That was an intentional short sighted decision made during the second half of the Eisner year. With the acquisition of these brands, Disney, both the company and the BRAND, have been hemmed into a corner, not unlike a multi brand car conglomerate like GM.
Think about it. General Motors was formed over time through the accumulation of successful car brands with the reasoning that a larger organization could help all of them design, manufacture and sell cars whilst focusing on particular verticals. Chevy was the everyman's brand. Pontiac was a sportier version of Chevy. Buick and Oldsmobile are a step up from the everyman brands, but still affordable. Cadillac was the car that the successful man graduated to over a lifetime of car ownership because of its status as the elite American automobile. I've chosen to leave out brands like Packard, Saturn and Hummer, but you get the idea.
What Iger has done with his BRANDed strategy is effectively the same. Bob didn't say, "Disney has been excluding boys from its audience, we ought to expand the tent." He instead bought brands like Pixar, largely general neutral, Marvel, strongly identified with young boys/men/comic book guys, and Star Wars, perceived to be male centric, but more gender neutral than most realize. Today's Disney can remain largely a young girl's brand under this arrangement. Wildly successful non-princess female characters like Doc McStuffins and Judy Hopps are the exception when it comes to what has been pushed under the Disney moniker in this period. Aside from Mickey and friends, the princesses are the first thing that comes to mind when you say Disney. During Walt's lifetime, the company made three "princess" movies, out of 19 features. The Lasseter/Catmull years at Feature Animation alone will yield at least six, roughly half of the studio's output. Disney Junior, except for a certain MD, features largely gender segregated programming. The Disney Channel is defined by its tween sitcoms. For a generation of children, Disney is a girl's brand.
The problem with using BRANDs for market segmentation, as practiced by GM and today's Disney, comes from change, both the ability to adapt to it and to grow beyond what you are traditionally known for to embrace new opportunities. If corporate brass decides "this is what Disney is" or "Marvel is for boy's first', the company severs the opportunity to change. GM's brands faired poorly as the fifties gave way to the sixties, followed by the seventies and eighties and so on. Many of GM's once iconic brands like Packard, Pontiac, and Oldsmobile are long gone because they got left behind, optimized for a bygone era. Rising gas prices and the higher quality foreign imports from Germany, Japan and Korea decimated GM and the Big Three's stranglehold on the American market. GM's response consisted of creating new brands like GEO and Saturn to appeal to the same people who used to buy Chevys, but found Toyotas and Hondas better suited to their needs. Only through decades of painful layoffs, ignoring promising ventures like NUMMI and EV1, a government bailout, bankruptcy and restructuring has GM become move adaptive to change.
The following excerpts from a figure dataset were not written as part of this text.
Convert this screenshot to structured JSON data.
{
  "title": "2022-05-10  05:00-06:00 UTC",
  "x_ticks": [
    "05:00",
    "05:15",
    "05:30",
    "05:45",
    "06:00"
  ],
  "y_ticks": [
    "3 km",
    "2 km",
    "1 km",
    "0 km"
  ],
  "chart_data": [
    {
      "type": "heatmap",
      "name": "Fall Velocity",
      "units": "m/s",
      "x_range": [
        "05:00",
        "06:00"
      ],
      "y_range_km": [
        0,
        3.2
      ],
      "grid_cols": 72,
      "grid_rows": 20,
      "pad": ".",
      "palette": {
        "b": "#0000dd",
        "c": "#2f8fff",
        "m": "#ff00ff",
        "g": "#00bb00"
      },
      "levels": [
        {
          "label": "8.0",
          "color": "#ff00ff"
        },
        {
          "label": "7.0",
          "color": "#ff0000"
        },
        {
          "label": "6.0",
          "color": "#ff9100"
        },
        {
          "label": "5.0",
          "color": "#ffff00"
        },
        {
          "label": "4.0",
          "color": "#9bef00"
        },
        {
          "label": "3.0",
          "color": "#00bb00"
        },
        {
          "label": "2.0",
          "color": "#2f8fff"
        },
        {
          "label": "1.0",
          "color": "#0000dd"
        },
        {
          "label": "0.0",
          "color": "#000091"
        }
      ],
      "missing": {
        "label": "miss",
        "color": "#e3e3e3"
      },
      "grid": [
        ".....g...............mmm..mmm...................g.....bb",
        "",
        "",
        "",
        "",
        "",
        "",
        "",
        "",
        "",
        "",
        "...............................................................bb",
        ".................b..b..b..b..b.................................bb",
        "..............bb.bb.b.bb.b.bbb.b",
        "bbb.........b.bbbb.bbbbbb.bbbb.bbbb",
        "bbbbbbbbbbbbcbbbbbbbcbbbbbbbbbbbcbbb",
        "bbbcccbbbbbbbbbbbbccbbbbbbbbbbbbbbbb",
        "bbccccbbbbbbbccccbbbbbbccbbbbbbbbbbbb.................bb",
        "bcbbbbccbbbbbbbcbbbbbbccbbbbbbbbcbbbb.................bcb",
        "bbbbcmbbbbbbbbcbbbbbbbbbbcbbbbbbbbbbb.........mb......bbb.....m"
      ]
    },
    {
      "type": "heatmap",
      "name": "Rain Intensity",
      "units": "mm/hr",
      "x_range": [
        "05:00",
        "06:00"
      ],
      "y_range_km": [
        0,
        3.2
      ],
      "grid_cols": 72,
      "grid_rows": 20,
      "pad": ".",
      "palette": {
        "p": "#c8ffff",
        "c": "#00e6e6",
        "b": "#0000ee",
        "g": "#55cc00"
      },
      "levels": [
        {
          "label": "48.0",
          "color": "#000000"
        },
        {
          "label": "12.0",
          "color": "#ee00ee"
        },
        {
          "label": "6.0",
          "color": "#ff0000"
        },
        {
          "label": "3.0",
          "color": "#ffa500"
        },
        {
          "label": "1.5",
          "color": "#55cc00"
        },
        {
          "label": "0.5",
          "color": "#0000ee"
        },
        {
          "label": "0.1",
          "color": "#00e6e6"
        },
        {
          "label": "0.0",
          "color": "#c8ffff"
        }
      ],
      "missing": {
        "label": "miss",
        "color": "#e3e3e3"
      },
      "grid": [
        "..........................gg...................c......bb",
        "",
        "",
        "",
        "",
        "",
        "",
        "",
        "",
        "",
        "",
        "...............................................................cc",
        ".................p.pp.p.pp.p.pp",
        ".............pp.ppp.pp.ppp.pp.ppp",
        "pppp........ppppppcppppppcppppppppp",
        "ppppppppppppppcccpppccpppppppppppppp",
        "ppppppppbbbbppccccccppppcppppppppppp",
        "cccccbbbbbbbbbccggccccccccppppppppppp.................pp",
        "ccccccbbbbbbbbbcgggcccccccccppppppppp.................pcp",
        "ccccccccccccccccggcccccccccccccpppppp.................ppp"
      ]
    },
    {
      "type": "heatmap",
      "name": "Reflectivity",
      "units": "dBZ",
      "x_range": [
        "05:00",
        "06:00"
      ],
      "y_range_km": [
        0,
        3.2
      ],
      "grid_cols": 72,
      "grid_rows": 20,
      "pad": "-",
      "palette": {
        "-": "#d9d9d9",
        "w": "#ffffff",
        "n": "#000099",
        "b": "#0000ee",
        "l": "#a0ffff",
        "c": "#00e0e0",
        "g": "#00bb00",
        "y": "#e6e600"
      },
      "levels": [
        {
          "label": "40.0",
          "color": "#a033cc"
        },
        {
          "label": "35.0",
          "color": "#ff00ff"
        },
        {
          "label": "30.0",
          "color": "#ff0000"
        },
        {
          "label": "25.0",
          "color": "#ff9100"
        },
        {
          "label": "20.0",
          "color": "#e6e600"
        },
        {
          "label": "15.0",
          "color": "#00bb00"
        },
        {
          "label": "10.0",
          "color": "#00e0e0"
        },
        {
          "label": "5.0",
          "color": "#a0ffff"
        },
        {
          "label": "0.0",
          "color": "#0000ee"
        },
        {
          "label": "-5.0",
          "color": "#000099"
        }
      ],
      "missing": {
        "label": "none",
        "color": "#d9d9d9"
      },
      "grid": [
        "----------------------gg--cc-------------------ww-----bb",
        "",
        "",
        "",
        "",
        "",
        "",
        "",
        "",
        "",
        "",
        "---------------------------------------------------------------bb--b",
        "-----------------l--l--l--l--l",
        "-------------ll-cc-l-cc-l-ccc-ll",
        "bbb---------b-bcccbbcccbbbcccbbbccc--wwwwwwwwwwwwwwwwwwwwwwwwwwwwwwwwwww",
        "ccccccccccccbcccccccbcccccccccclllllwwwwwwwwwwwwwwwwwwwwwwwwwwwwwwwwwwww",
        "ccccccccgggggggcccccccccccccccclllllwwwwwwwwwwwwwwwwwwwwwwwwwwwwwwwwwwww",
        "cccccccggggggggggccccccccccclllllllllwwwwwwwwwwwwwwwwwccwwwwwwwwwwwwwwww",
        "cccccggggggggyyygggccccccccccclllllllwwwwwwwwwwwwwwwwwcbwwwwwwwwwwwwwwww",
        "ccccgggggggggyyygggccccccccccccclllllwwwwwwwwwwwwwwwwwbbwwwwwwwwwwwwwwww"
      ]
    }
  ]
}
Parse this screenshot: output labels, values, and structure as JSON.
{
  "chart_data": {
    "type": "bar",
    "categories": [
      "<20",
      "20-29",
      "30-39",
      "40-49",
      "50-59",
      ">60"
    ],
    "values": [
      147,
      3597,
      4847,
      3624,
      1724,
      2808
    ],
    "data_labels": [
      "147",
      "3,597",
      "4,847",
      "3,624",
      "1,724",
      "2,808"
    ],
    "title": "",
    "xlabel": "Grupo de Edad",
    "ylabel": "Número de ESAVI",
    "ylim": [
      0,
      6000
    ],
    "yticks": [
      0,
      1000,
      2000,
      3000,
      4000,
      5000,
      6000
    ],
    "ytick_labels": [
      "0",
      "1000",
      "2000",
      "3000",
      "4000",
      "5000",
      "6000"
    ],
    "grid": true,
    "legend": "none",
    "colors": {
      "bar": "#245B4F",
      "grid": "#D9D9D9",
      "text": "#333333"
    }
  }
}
Iger's Disney, and its choice selection of BRANDs, are optimized for today. The bets paid off very nicely for the company. However, success hides problems. Like you note, Disney is still painted into the same corner it was in 2005, a BRAND for young children, particularly girls. At present there is no incentive for Disney to expand to the place where it should be, a producer of entertainment for all ages and genders, because the BRANDs it controls effectively cover this, for now.
Eisner's Disney, by necessity and perspective, wanted to build a bigger tent for Disney. Disney needed to change and grow, and it did. At the height of the Eisner years, Disney was as big as it was in Walt's day. Even as things went south in the second half of his tenure, the
need to expand and strengthen Disney under that name, and everything that comes with it as a point of pride and ownership, remained.
Disney hasn't endured for almost 100 years as General Entertainment, nor will it.